Saddam’s Half-Brother Barzan Al-Tikriti Captured

Barzan Ibrahim Al-Tikriti, one of Saddam’s three half brothers, was very much alive when American forces picked him up Thursday, April 17, despite the reports of his death in a coalition air raid of his home in Tikrit north of Baghdad last week. He had simply moved to another palatial residence, making no effort to join the hundreds of his fellow insiders in the Saddam regime, who fled to Damascus.
In addition to his Tikrit homes, the well-heeled Barzan maintained a villa at the Salman Pak bio-weapons, terrorist training camp south of Baghdad opposite that of the president. Both were found unoccupied and stripped of contents by American forces when they entered the facility two weeks ago.
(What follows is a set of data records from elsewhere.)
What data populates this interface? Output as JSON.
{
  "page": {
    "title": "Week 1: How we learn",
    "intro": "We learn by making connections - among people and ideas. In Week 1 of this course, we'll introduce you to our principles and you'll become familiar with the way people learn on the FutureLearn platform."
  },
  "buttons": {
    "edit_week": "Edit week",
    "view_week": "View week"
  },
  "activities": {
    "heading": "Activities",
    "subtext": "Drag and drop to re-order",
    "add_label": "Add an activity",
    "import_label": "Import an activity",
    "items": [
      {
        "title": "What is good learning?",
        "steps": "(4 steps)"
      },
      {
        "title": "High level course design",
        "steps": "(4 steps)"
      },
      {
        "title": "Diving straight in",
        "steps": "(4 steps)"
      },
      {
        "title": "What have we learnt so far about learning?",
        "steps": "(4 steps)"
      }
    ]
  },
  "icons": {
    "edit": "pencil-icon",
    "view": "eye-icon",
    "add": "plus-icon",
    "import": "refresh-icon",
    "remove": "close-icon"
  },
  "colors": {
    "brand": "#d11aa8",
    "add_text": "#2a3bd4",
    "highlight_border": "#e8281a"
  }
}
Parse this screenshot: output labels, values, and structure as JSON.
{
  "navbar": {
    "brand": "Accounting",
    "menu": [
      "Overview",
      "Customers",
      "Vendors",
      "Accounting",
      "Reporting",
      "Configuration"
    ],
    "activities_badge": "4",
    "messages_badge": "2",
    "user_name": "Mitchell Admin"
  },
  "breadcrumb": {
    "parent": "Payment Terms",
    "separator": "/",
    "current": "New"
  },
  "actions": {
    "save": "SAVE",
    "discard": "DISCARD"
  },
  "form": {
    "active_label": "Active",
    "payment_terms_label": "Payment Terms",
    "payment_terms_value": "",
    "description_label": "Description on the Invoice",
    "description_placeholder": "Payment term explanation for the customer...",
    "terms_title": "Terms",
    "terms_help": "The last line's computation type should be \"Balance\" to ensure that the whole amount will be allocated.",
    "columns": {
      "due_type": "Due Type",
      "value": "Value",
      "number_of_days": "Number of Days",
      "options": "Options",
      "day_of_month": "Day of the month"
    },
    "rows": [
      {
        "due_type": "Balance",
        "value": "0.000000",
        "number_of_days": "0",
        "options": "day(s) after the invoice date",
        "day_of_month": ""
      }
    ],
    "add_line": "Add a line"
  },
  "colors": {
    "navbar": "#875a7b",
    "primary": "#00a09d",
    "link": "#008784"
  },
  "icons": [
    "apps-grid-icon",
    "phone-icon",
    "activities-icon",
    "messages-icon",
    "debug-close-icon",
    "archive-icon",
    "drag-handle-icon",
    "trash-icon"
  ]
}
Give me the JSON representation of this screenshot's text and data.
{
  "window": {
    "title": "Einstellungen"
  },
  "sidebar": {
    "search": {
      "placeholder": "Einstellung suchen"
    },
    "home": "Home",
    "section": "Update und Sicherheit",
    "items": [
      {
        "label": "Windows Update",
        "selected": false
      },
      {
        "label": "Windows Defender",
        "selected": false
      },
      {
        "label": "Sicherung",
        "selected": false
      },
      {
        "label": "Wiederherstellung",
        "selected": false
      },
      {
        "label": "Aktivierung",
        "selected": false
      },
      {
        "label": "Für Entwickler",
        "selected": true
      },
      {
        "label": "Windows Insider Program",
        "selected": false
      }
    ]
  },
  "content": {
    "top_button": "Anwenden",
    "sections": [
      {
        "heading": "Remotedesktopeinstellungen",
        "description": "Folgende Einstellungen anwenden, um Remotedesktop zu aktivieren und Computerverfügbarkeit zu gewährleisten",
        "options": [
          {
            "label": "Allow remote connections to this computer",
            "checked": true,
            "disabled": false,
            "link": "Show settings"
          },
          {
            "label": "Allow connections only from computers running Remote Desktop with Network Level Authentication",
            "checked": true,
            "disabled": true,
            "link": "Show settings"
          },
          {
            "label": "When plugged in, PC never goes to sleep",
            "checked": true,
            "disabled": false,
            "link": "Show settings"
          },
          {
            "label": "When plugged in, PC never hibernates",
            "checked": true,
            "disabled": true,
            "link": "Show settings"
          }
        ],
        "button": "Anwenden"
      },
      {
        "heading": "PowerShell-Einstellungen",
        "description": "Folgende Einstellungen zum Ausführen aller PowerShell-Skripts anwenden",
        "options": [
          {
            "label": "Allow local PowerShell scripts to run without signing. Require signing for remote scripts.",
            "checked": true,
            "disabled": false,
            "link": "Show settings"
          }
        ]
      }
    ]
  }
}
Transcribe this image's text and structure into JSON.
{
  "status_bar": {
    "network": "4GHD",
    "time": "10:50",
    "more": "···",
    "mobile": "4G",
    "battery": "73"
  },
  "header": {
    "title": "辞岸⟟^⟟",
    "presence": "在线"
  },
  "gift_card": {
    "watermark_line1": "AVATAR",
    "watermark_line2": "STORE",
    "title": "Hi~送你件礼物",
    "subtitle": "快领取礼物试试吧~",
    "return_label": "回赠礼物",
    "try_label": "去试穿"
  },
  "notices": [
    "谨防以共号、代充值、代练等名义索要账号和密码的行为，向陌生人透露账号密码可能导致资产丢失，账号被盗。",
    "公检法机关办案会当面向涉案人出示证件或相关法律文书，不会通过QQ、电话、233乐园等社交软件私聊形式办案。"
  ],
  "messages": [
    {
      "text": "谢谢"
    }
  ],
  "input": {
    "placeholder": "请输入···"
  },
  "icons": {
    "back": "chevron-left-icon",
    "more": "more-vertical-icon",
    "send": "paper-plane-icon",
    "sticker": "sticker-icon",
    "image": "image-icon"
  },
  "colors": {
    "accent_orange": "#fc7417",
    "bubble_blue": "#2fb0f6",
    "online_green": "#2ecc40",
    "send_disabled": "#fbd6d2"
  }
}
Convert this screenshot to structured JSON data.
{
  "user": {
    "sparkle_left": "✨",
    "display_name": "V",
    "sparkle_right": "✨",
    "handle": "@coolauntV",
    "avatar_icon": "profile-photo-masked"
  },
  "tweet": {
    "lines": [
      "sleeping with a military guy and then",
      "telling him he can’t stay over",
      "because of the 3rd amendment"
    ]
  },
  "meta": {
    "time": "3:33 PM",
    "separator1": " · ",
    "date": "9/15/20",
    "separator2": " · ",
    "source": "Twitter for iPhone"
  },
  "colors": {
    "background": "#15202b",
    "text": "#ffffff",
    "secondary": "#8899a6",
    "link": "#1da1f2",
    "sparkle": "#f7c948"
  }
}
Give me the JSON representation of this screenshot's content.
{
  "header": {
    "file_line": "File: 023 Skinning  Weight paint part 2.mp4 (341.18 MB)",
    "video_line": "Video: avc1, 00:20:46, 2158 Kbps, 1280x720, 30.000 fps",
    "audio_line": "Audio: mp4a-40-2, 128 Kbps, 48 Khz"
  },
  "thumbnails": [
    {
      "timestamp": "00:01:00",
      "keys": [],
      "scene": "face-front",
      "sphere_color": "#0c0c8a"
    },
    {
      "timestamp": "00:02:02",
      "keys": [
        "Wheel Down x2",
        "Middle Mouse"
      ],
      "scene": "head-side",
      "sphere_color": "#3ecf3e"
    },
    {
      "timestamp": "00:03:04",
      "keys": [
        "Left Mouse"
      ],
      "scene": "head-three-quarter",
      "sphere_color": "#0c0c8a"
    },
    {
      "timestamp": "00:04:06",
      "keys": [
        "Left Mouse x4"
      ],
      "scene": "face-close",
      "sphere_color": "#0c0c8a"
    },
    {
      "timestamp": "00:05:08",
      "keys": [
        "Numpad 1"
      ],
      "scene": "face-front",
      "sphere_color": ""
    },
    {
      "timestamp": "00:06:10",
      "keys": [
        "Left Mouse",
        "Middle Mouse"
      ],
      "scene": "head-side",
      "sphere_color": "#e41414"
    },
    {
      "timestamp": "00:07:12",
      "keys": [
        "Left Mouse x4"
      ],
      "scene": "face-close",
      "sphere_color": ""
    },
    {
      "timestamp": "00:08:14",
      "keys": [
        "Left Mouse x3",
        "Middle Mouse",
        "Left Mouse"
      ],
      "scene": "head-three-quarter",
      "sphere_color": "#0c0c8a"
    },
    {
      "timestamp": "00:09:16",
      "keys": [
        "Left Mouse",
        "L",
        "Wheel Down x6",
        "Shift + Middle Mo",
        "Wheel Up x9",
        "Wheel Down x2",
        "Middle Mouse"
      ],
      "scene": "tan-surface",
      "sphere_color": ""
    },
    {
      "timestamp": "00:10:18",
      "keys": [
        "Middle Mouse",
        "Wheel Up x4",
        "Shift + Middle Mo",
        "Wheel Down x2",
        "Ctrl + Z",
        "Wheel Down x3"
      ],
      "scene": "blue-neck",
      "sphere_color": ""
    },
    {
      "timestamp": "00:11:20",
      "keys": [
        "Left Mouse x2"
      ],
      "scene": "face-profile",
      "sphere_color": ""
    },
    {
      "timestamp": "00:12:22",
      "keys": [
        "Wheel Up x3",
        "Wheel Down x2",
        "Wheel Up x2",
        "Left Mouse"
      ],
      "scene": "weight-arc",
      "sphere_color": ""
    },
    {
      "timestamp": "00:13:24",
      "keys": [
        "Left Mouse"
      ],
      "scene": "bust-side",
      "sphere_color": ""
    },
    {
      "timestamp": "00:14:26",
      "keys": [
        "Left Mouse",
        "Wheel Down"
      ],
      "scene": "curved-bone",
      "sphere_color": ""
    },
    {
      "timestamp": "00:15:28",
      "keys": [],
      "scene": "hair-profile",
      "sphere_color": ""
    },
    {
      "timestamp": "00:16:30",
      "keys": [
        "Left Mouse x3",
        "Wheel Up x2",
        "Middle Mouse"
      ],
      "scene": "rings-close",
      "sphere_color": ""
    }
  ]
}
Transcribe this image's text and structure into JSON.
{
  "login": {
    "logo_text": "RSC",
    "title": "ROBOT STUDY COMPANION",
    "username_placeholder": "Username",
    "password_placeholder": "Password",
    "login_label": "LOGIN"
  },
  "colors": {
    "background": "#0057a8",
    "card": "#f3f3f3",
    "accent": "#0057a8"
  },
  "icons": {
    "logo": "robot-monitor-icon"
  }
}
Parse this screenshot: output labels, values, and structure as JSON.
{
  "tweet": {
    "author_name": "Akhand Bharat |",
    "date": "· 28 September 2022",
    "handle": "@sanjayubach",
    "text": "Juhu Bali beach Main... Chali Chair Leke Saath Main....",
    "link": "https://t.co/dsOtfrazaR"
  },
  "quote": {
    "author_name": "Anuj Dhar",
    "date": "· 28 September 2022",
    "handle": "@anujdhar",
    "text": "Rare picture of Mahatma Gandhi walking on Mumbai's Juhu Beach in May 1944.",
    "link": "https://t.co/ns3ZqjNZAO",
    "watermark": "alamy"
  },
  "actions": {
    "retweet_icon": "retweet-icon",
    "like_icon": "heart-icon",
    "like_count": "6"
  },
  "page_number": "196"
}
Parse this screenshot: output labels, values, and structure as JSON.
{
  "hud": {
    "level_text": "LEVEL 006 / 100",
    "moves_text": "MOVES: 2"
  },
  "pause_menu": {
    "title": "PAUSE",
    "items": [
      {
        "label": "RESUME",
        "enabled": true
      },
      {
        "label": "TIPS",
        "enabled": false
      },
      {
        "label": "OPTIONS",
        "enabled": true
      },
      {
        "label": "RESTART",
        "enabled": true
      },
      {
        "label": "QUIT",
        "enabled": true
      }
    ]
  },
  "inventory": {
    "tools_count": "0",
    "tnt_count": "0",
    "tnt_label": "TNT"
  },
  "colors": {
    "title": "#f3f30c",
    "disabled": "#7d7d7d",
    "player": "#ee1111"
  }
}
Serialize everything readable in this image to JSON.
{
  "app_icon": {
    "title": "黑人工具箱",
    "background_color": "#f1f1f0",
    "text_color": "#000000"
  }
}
Saddam’s half-brother also owns a mansion on the shores of Lake Geneva, to which he traveled on March 5 two weeks before the US invasion.
Up until 1995, Barzan handled Saddam’s personal fortune, estimated at $5-6 billion and deriving mainly from smuggled oil sales, as well as his personal investments. He was also in charge of foreign intelligence. It was Barzan who devised Iraq’s sanction-busting tactics to circumvent the food-for-oil limits the UN placed on Iraq’s oil sales. But then, in the mid-1990s, Saddam removed control of his assets from his half-brother, having decided that no one in Iraq, including his nearest kin, would be privy to the most sensitive source of his power, his funding. The Iraqi ruler replaced him with a widely-distributed network of overseas foreign brokers, each with charge of a small part of his investments. He kept them all on a tight leash by threats.
The deposed ruler’s assets are now believed by debkafile‘s intelligence sources to be scattered around thousands of straw companies registered in Singapore, Hong Kong, Malaysia and Indonesia, as well as criminal tycoons in Belarus and the Ukraine. Some investments may be located in Austria. There is no confirmation of reports that al Qaeda has accessed Saddam’s secret stash.
Much of the financial information Barzan can offer his American interrogators may therefore be out of date, like his knowledge of the whereabouts of Saddam’s weapons of mass destruction. His importance lies in his status as an insider of the overthrown Saddam regime, prominent on the card deck of 55 most wanted Iraqis and familiar with its inner workings.
So far, only five are dead or in custody. American forces have posted huge financial rewards – up to $200,000 a head – for information leading to further detentions.